Dopamine reward prediction error responses reflect marginal utility.
Stauffer WR., Lak A., Schultz W.
BACKGROUND: Optimal choices require an accurate neuronal representation of economic value. In economics, utility functions are mathematical representations of subjective value that can be constructed from choices under risk. Utility usually exhibits a nonlinear relationship to physical reward value that corresponds to risk attitudes and reflects the increasing or decreasing marginal utility obtained with each additional unit of reward. Accordingly, neuronal reward responses coding utility should robustly reflect this nonlinearity. RESULTS: In two monkeys, we measured utility as a function of physical reward value from meaningful choices under risk (that adhered to first- and second-order stochastic dominance). The resulting nonlinear utility functions predicted the certainty equivalents for new gambles, indicating that the functions' shapes were meaningful.
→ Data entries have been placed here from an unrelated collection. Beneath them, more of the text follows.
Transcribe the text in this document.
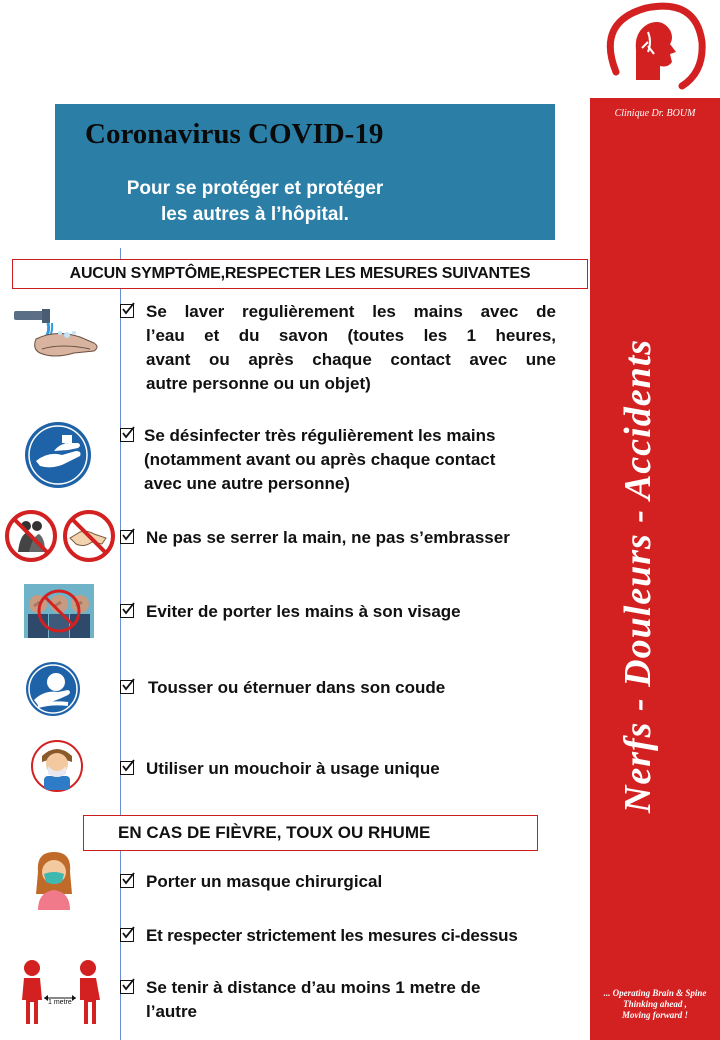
Coronavirus COVID-19
Pour se protéger et protéger
les autres à l’hôpital.
AUCUN SYMPTÔME,RESPECTER LES MESURES SUIVANTES
Se laver regulièrement les mains avec de
l’eau et du savon (toutes les 1 heures,
avant ou après chaque contact avec une
autre personne ou un objet)
Se désinfecter très régulièrement les mains
(notamment avant ou après chaque contact
avec une autre personne)
Ne pas se serrer la main, ne pas s’embrasser
Eviter de porter les mains à son visage
Tousser ou éternuer dans son coude
Utiliser un mouchoir à usage unique
EN CAS DE FIÈVRE, TOUX OU RHUME
Porter un masque chirurgical
Et respecter strictement les mesures ci-dessus
1 metre
Se tenir à distance d’au moins 1 metre de
l’autre
Clinique Dr. BOUM
Nerfs - Douleurs - Accidents
... Operating Brain & Spine
Thinking ahead ,
Moving forward !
The monkeys were risk seeking (convex utility function) for low reward and risk avoiding (concave utility function) with higher amounts. Critically, the dopamine prediction error responses at the time of reward itself reflected the nonlinear utility functions measured at the time of choices. In particular, the reward response magnitude depended on the first derivative of the utility function and thus reflected the marginal utility. Furthermore, dopamine responses recorded outside of the task reflected the marginal utility of unpredicted reward. Accordingly, these responses were sufficient to train reinforcement learning models to predict the behaviorally defined expected utility of gambles. CONCLUSIONS: These data suggest a neuronal manifestation of marginal utility in dopamine neurons and indicate a common neuronal basis for fundamental explanatory constructs in animal learning theory (prediction error) and economic decision theory (marginal utility).